Esta es una de las poquísimas ocasiones en que me dieron ganas de abandonar mi ostracismo cordillerano para volver (por un par de días, nomás) a Sin City.

Hay una gran verdad en eso de que "el infierno de los rockers será siempre mil veces mejor que el cielo de los vigilantes".

Lo curioso es que, cuanto más lejos se va uno de las grandes ciudades, los rockers son cada vez menos rockers, pero los vigilantes son cada vez más vigilantes. (Misterios de la Argentina profunda...)

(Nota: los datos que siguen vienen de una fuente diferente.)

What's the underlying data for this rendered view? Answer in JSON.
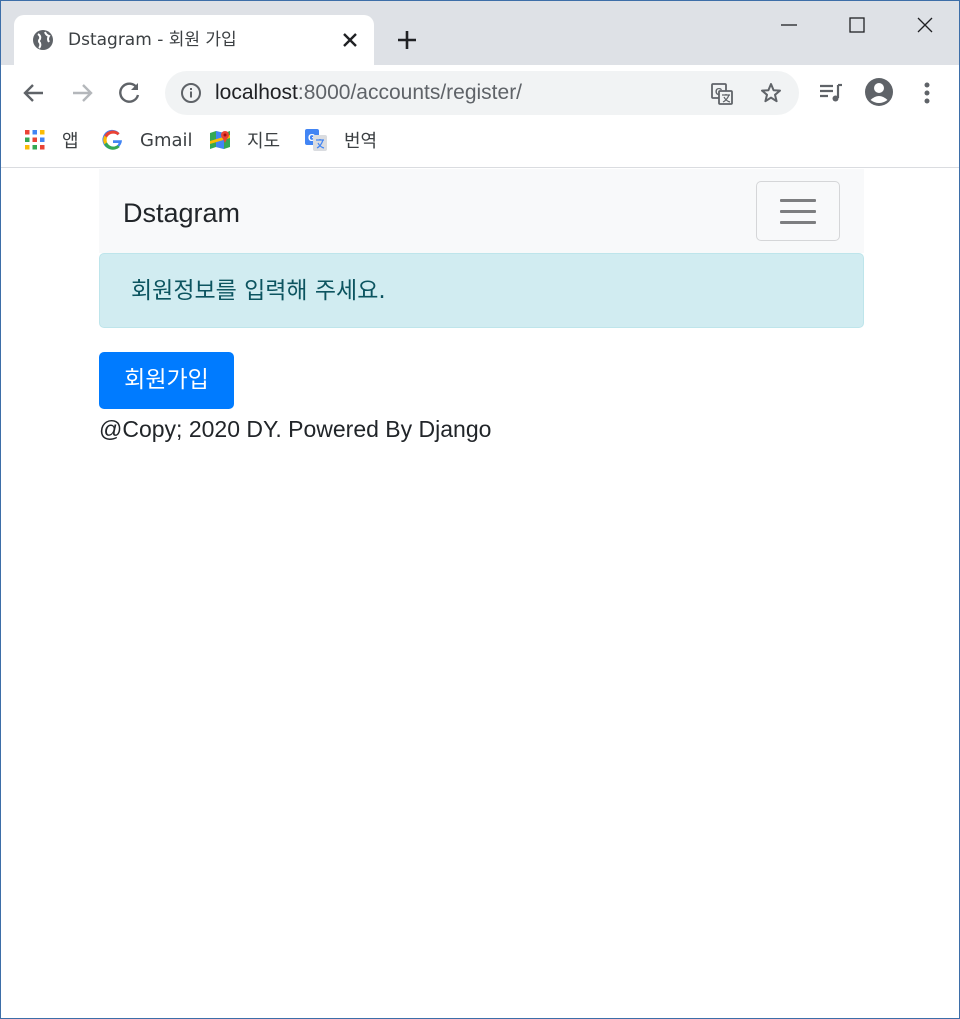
{
  "browser": {
    "tab": {
      "title": "Dstagram - 회원 가입",
      "favicon": "globe-icon"
    },
    "address": {
      "host": "localhost",
      "path": ":8000/accounts/register/"
    },
    "bookmarks": [
      {
        "label": "앱",
        "icon": "apps-grid-icon"
      },
      {
        "label": "Gmail",
        "icon": "google-icon"
      },
      {
        "label": "지도",
        "icon": "maps-icon"
      },
      {
        "label": "번역",
        "icon": "translate-icon"
      }
    ]
  },
  "page": {
    "brand": "Dstagram",
    "alert": "회원정보를 입력해 주세요.",
    "register_button": "회원가입",
    "footer": "@Copy; 2020 DY. Powered By Django"
  },
  "colors": {
    "primary": "#007bff",
    "alert_bg": "#d1ecf1",
    "alert_text": "#0c5460",
    "navbar_bg": "#f8f9fa"
  }
}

No me dejás otra opción, Eduardo: esta noche, mis vecinos volverán a quejarse de volumen de "Highway to Hell", y mi mujer me pedirá nuevamente que, aunque más no sea, la ensordezca con otro disco de AC/DC.

Fabre, mamita santa la cobertura que salió hoy en Página. Qué pluma!

Saludos.

Federico.

D'addario, un lujo. Los demás medios dieron veinte líneas y una fotito...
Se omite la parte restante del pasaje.